4. Richard Beavers Gallery
Richard Beavers Gallery is a Brooklyn-based contemporary art gallery dedicated to emerging and mid-career artists who explore and address social and political concerns that affect the Black community. They place a strong emphasis on work and media that articulates urban visual culture and promotes access, knowledge, and pride for African-Americans. When Richard Beavers launched his fine art gallery in Bed-Stuy in 2007, several questioned the location and suggested Soho or Chelsea instead. Beavers, on the other hand, recognised early on the importance for Black people to have spaces within our community where we can see artwork that tells our stories.
Stephan Payne, the founder of Ghost gallery, comes from a family of artists, with a mother who is an artist and a father who is a painter. He's always wanted his own art studio so he could work with young and developing artists and help them realise their visions. The gallery is BIPOC-focused and hosts curated exhibitions by local artists with a focus on liminality. It takes pride in being able to provide a platform for new artists and their ideas.
Ivy N. Jones founded the Welancora Gallery almost 20 years ago with the purpose of representing international Black artists by selling their work to collectors and museums, hosting important exhibitions, and producing monographs. Inspired by her ancestry, she named the gallery after her father, older brother and mother. From a young age Jones always knew that she wanted to own her own space and she achieved this in 2002. After attending a photography workshop with Roy DeCarava in her early thirties, she decided to turn the space into a gallery.
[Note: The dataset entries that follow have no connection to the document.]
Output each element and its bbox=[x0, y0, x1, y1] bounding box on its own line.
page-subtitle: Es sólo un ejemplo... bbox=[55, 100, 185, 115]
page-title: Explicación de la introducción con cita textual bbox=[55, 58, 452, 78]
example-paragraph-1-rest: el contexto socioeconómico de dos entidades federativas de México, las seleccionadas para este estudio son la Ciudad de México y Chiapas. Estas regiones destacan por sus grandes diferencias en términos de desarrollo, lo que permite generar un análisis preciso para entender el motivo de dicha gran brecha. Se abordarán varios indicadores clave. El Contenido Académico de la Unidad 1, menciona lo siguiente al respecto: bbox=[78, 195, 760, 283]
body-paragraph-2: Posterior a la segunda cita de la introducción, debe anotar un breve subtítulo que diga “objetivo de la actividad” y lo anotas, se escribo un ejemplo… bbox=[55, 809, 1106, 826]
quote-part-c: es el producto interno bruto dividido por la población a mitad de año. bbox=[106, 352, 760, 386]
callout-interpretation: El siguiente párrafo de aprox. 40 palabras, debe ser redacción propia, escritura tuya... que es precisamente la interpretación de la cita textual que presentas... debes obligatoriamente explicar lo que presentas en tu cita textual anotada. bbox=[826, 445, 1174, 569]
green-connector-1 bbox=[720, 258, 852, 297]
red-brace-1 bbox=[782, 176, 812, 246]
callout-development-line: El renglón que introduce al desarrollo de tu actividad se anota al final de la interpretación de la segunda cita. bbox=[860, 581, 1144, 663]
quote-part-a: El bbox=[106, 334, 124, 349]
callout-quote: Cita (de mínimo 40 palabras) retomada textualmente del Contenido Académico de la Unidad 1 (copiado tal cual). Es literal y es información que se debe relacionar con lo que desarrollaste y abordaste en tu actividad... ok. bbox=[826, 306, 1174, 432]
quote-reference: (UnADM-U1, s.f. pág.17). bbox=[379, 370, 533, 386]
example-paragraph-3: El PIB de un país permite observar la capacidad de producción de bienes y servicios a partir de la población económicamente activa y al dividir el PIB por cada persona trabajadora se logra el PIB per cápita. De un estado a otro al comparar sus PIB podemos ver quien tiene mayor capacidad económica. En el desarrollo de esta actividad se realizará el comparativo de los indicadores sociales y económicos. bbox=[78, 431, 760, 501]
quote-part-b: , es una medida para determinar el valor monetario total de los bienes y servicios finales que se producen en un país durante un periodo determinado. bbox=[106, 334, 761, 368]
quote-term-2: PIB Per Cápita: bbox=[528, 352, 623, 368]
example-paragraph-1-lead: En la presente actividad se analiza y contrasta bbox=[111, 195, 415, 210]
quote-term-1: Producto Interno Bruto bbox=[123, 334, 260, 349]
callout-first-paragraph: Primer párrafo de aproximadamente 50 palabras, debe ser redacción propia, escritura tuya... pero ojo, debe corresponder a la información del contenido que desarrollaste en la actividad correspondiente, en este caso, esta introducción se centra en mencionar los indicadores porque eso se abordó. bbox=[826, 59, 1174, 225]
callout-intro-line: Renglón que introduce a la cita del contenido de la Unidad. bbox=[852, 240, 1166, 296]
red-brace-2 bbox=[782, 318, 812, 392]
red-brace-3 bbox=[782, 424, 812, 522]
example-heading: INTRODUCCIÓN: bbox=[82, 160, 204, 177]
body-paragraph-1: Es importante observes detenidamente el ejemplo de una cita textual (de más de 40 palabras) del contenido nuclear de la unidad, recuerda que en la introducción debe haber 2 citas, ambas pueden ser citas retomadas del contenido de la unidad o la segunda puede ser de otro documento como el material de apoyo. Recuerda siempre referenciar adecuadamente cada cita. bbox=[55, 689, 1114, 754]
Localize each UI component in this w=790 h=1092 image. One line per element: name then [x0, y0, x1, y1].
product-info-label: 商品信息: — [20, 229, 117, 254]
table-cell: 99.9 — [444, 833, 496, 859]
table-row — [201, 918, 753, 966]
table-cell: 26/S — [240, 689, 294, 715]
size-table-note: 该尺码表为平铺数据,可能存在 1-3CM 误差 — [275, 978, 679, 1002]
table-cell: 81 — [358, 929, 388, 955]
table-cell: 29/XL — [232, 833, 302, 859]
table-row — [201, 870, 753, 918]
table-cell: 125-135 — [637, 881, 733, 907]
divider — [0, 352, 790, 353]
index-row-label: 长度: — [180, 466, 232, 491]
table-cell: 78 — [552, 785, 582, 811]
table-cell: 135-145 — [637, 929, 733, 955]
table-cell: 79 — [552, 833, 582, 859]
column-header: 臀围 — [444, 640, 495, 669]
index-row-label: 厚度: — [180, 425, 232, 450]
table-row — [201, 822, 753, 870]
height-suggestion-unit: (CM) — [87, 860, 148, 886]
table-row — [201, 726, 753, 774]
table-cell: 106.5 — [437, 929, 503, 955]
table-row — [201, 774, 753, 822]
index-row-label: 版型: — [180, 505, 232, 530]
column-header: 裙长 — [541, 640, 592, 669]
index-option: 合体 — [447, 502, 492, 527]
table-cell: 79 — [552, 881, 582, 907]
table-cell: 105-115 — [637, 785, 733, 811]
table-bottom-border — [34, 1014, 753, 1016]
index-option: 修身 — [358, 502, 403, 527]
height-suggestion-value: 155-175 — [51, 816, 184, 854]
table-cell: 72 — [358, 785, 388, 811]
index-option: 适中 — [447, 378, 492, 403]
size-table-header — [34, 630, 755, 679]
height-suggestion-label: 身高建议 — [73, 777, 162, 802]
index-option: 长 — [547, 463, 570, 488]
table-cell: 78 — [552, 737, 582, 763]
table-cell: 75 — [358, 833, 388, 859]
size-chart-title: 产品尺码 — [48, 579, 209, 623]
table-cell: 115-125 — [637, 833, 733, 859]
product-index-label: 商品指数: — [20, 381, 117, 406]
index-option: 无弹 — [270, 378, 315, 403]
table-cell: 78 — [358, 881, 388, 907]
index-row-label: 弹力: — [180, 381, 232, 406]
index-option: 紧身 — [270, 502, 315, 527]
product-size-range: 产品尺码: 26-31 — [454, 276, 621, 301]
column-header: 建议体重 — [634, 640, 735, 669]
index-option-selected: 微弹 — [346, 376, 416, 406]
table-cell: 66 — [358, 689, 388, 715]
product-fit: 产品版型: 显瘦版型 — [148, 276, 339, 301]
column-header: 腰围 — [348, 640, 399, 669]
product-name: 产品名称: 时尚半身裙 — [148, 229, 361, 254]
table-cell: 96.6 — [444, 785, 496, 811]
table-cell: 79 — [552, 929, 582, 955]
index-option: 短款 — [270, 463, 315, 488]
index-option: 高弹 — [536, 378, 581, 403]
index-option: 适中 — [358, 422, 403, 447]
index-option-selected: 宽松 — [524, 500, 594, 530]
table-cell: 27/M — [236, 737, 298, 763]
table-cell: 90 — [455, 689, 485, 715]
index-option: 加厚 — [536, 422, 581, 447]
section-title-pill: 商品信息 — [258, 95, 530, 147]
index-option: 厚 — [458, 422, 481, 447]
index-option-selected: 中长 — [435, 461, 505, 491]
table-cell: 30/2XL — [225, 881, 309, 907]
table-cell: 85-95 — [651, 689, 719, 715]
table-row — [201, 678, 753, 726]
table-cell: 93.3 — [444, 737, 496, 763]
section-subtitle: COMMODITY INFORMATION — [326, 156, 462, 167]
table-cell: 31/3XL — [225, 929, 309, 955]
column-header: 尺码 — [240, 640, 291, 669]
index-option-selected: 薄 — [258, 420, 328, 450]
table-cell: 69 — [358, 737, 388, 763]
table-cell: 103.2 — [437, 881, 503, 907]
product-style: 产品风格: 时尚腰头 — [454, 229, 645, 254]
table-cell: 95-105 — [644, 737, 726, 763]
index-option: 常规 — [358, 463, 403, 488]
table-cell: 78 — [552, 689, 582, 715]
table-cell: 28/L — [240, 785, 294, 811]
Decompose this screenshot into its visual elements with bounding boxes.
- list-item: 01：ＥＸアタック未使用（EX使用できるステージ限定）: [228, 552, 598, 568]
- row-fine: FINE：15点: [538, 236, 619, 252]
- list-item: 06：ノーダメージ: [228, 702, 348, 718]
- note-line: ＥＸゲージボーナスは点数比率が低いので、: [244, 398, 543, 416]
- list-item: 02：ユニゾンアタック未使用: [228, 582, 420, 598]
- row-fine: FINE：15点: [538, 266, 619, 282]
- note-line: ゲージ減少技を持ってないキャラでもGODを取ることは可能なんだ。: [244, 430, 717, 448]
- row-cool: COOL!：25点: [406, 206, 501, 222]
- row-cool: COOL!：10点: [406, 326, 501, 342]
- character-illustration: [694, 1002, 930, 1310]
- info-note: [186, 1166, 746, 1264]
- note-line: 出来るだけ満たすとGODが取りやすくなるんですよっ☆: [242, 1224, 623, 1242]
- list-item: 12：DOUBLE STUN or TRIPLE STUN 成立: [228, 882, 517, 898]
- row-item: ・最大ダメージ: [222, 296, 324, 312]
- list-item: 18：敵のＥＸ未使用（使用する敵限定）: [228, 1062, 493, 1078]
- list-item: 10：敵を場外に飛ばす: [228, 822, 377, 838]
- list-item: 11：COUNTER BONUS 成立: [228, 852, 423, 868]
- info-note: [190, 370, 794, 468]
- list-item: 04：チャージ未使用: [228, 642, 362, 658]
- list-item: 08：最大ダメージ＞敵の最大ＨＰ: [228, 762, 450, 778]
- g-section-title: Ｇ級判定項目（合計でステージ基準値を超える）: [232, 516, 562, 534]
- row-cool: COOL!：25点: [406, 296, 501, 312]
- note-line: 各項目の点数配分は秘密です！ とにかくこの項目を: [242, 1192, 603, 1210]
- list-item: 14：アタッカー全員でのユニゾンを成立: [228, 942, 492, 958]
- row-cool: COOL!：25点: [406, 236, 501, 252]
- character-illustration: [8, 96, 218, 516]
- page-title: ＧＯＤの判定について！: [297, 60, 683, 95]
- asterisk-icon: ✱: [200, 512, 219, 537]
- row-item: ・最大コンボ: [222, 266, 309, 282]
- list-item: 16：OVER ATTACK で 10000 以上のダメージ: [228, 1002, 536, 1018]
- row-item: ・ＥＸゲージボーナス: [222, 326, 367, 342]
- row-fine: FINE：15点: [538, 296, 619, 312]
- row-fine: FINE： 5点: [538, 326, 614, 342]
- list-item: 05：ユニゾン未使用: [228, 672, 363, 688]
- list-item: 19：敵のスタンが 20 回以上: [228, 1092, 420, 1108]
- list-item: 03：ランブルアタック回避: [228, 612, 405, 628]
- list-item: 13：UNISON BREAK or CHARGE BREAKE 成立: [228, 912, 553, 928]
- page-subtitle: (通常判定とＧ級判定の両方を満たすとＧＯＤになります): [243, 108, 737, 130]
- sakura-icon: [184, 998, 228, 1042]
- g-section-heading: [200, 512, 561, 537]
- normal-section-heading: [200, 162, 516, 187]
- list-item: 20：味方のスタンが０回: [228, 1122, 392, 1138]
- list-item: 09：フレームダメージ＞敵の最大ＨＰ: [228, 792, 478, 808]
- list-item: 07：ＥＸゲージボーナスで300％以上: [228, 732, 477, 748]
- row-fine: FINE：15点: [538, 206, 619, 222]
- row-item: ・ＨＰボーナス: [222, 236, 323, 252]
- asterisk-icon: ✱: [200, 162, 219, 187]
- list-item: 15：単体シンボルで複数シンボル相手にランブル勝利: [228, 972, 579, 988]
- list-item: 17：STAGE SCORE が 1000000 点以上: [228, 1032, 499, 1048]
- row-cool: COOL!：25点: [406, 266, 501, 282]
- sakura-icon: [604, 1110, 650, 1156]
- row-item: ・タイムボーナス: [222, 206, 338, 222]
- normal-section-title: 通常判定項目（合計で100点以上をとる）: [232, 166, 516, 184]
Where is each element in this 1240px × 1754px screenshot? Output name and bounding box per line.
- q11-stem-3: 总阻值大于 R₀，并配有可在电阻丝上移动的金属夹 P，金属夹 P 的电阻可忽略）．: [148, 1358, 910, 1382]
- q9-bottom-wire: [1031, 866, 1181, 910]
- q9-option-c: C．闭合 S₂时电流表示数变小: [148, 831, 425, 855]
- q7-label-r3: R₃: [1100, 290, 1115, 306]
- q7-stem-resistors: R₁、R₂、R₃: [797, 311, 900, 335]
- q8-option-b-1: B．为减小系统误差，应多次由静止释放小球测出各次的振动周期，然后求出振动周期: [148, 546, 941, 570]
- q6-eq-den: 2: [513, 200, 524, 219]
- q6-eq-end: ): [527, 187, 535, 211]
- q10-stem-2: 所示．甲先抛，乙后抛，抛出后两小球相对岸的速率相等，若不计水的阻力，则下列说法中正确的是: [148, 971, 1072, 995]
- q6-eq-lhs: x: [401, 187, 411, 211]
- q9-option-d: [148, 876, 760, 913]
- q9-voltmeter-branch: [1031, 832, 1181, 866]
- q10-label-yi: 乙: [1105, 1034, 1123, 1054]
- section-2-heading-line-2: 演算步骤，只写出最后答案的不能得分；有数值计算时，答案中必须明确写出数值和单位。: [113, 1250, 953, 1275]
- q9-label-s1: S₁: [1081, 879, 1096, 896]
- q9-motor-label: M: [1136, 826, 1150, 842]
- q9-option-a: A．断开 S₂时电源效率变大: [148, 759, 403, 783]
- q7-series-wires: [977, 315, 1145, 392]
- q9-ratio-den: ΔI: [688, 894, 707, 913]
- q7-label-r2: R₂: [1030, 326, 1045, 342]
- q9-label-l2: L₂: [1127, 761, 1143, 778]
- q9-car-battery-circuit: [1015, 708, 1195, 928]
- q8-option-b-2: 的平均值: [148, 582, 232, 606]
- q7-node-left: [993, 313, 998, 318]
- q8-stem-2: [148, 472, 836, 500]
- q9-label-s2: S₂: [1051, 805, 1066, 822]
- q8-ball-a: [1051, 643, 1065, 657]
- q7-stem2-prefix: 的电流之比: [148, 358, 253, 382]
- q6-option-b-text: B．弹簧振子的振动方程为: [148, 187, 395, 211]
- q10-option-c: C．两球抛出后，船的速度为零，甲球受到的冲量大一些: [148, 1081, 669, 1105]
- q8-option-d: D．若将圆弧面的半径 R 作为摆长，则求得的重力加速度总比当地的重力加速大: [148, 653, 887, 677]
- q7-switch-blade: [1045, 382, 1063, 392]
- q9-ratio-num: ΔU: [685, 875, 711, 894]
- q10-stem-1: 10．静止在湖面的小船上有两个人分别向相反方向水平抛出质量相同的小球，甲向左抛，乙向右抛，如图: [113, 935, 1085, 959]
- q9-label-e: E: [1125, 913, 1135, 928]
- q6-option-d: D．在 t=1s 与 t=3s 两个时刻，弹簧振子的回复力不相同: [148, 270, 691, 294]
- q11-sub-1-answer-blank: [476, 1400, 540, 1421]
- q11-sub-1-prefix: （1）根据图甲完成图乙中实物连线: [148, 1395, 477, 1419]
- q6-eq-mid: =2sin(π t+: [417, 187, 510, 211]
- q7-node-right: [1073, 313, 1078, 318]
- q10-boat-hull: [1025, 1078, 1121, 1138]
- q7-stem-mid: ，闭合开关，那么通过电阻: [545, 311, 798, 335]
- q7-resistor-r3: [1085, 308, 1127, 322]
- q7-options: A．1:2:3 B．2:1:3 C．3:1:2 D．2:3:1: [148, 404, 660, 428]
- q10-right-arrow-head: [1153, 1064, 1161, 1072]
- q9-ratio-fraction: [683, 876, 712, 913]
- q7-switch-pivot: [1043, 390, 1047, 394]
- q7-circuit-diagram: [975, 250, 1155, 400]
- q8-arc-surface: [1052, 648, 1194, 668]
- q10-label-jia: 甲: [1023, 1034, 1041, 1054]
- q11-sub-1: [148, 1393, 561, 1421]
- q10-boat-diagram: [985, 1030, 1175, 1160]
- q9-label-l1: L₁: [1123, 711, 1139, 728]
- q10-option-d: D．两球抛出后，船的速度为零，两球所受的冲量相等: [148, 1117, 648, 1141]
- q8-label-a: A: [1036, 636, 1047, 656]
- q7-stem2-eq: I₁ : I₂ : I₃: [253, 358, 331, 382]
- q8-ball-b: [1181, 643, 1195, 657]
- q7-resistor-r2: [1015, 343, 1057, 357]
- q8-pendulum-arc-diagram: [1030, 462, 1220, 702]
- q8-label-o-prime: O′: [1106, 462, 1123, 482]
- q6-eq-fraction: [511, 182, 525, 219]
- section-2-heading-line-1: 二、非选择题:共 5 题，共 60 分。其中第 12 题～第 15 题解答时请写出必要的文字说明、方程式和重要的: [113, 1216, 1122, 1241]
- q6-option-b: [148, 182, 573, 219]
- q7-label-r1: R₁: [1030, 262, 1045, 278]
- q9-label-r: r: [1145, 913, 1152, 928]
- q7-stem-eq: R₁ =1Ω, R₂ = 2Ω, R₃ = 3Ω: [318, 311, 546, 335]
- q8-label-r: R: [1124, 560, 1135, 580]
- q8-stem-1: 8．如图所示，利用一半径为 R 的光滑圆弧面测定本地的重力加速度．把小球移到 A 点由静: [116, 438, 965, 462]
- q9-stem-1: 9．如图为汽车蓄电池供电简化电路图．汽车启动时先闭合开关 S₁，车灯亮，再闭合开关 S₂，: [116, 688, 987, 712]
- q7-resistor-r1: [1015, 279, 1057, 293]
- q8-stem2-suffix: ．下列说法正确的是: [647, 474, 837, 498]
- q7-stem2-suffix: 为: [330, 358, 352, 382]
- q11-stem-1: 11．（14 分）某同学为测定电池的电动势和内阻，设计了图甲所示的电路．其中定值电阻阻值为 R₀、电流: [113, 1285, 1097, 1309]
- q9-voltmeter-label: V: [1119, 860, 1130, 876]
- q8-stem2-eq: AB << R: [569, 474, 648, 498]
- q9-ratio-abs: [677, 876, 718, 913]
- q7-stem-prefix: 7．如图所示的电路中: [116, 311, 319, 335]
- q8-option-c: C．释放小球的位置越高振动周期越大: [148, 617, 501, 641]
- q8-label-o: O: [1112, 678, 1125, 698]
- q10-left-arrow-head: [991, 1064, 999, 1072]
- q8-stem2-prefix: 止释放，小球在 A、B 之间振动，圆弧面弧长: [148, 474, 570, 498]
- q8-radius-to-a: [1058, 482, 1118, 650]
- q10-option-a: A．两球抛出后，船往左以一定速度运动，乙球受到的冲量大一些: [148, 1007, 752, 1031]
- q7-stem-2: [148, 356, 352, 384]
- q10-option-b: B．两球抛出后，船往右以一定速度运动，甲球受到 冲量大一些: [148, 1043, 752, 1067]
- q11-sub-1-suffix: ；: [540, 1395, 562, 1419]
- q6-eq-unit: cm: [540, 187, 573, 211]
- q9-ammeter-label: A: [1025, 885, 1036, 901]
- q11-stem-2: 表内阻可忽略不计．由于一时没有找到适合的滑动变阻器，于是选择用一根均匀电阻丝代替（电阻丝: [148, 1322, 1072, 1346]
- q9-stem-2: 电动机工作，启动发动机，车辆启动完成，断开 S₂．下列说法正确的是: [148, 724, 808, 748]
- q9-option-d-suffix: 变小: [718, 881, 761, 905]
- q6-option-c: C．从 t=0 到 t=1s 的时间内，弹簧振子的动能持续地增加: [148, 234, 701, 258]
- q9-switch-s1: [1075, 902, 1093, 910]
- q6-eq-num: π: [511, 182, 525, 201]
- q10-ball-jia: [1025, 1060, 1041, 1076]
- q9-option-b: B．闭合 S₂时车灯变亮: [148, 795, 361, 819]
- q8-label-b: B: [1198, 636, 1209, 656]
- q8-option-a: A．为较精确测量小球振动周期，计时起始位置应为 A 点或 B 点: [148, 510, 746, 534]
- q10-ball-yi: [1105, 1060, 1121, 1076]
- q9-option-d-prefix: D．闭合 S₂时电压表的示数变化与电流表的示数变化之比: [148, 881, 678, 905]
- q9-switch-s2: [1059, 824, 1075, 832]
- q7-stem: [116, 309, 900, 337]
After 5 years of success, they sought after a much needed bigger space which is currently where they are located, in a larger townhouse Bed-Stuy.
1. Dorsey’s Art Gallery
Black Art America
Dorsey's art gallery is an art institution, it has been serving New York's art community since 1970. It was in the late 60's, that Lawrence Peter Dorsey met the previous owner who was using the space as a framing shop. Dorsey became fascinated with framing and and after building a relationship with the owner, she taught him the trade. Dorsey was dedicated about turning those who were interested in art into avid collectors by educating, supporting, and developing them. The gallery became well-known for its great art displays, which drew crowds of people who came for the art, the company, the music, and the cuisine.